Wiederaufbau der Gesellschaft
Es war bemerkenswert, wie schnell die Leute damit anfingen, ihre zerstörten Häuser wieder aufzubauen. Sobald die Bombardierungen aufhörten, mischten sie Beton und füllten die Löcher in den Wänden. Auch größerer Schaden wurde repariert und dann das Haus angemalt. Innerhalb von Tagen sehen die Gebäude wie neu aus und die EinwohnerInnen sind mit gutem Grund stolz. Kinder spielen in den Straßen, alte Frauen gehen herum und sammeln nützliche Dinge aus den niedergerissenen Häusern, Schulkinder helfen ihren Eltern bei den Alltagsverrichtungen und sie alle scheinen entschlossen, in Grozny weiterzuleben.

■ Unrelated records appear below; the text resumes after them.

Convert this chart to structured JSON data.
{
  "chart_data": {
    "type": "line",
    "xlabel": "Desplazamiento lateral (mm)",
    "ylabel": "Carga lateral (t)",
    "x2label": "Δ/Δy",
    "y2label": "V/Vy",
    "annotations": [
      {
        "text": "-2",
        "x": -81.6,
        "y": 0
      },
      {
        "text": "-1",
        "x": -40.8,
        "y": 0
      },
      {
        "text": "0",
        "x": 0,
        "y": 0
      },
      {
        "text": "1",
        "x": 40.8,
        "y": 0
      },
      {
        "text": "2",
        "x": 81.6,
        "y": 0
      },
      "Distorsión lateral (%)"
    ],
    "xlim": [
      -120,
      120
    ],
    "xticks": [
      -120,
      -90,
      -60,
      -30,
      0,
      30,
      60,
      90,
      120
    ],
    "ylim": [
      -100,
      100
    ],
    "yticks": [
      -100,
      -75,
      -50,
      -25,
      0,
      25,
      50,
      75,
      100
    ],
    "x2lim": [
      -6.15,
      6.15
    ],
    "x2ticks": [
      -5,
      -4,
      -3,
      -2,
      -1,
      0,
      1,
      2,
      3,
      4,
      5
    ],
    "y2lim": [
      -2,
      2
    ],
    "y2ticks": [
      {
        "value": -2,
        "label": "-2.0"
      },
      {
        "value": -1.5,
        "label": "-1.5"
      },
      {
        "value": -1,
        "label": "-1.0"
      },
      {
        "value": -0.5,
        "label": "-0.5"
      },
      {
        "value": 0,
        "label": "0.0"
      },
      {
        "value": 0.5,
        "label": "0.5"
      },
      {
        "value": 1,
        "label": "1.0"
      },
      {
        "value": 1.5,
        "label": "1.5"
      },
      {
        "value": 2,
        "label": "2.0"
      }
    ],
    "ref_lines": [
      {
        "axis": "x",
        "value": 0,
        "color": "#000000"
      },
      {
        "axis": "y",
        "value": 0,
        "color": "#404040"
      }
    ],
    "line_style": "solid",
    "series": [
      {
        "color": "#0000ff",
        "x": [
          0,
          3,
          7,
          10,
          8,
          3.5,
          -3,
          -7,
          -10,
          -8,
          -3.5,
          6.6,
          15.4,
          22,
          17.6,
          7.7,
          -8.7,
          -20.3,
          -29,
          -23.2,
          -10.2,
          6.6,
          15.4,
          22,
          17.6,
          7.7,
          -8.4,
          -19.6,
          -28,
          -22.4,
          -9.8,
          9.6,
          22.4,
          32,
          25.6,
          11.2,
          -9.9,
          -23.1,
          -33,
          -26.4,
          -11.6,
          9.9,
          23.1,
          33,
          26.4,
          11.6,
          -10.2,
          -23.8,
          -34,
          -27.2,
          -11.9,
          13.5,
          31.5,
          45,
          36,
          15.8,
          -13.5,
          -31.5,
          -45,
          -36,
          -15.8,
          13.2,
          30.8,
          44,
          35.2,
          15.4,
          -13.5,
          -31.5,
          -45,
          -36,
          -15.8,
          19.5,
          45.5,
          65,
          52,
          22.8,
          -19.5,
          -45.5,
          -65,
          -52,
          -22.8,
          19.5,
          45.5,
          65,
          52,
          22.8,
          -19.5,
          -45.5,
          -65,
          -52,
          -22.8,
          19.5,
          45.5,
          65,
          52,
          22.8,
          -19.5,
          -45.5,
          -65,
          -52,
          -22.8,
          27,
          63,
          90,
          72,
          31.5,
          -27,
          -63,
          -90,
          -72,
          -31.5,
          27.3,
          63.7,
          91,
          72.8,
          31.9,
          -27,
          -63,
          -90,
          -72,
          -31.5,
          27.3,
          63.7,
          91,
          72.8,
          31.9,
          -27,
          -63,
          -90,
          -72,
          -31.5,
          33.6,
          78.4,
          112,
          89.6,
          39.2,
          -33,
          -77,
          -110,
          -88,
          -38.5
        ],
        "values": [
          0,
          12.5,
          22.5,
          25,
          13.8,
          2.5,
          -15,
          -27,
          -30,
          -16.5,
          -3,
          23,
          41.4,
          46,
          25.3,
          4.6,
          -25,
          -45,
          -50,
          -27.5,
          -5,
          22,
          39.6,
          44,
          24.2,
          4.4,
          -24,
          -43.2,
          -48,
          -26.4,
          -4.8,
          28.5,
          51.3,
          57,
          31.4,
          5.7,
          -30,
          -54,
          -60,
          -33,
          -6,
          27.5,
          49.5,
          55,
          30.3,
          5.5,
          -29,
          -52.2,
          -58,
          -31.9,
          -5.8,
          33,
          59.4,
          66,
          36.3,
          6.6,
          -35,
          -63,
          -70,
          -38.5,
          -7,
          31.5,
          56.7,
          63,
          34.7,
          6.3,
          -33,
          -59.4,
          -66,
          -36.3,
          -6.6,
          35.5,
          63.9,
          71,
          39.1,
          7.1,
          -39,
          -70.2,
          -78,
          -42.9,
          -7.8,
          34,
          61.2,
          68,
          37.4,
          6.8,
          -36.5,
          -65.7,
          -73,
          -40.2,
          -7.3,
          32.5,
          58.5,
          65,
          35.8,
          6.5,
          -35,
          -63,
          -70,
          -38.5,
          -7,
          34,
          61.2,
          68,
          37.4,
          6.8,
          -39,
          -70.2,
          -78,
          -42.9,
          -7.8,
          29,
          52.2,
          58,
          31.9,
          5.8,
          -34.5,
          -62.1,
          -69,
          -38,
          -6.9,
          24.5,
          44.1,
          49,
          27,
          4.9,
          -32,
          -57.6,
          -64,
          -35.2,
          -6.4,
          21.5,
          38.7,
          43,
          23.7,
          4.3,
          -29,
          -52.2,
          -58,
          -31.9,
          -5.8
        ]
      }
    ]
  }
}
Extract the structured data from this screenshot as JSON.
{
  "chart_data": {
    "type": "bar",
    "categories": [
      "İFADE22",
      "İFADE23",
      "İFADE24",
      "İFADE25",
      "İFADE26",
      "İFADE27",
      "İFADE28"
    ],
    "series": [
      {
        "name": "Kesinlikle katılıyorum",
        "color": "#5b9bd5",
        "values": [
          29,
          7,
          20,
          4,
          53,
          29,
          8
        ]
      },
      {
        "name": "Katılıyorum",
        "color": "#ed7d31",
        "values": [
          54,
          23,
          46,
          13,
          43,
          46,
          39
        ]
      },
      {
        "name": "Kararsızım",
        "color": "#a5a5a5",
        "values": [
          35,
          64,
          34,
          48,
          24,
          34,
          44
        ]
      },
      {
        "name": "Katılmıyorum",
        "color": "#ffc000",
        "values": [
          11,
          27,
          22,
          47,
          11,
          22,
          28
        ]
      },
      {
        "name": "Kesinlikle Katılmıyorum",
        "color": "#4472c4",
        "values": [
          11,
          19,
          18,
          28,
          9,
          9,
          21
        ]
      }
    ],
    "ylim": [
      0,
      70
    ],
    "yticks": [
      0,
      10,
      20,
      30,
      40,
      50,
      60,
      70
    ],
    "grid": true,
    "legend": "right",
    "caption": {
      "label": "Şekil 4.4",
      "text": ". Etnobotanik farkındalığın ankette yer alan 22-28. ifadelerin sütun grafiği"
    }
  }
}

Nichtregierungsorganisationen
Einige Male hatten wir Gelegenheit, mit einigen neugegründeten NROs zusammenzutreffen. Sie haben nach siebzig Jahren kommunistischer Herrschaft wenig Erfahrung damit, ihre Aktivitäten zu organisieren. Einige gaben uns wirklich zu denken, wenn sie mit ehrlichem Staunen in ihrer Stimme fragten: 'Ist das nur eine der alten kommunistischen Lügen, daß Ihr im Westen große Bewegungen habt, die sich um Rechte von Tieren statt um die Rechte menschlicher Wesen kümmern?'
Die Zukunft
Auf unserer Rückfahrt nach Ingushetia fragte ich mich, was Friedensbewegungen in diesem Krieg ausrichten können. Plötzlich fingen einige Soldaten an einem Checkpoint an, über unsere Köpfe in die Luft zu schießen, um den Bus anzuhalten. Als ich die kaukasischen Frauen einmal mehr zu ihnen gehen und verhandeln sah, kam ich zu der Überzeugung, daß westliche AktivistInnen wenig, wenn überhaupt etwas ausrichten können, während der Krieg noch weitergeht. Unsere Hauptaufgabe muß sein, die Welt darüber zu informieren, was geschieht. Dies darf nicht einer von jenen vergessenen Kriegen werden. Und es ist unsere Aufgabe, die politische Aufmerksamkeit auf Tschetschenien zu lenken, wenn IWF, Weltbank, EU und USA Kredite an Russland geben. Dank der Dokumentationsarbeit lokaler AktivistInnen können wir die politische Kraft sein, das Massaker in Tschetschenien zu beenden! Wenn Jeltsin über den Waffenstillstand und die angeblichen offenen Grenzen zu Tschetschenien spricht, müssen wir protestieren und die Beweise für seine Lügen vorlegen.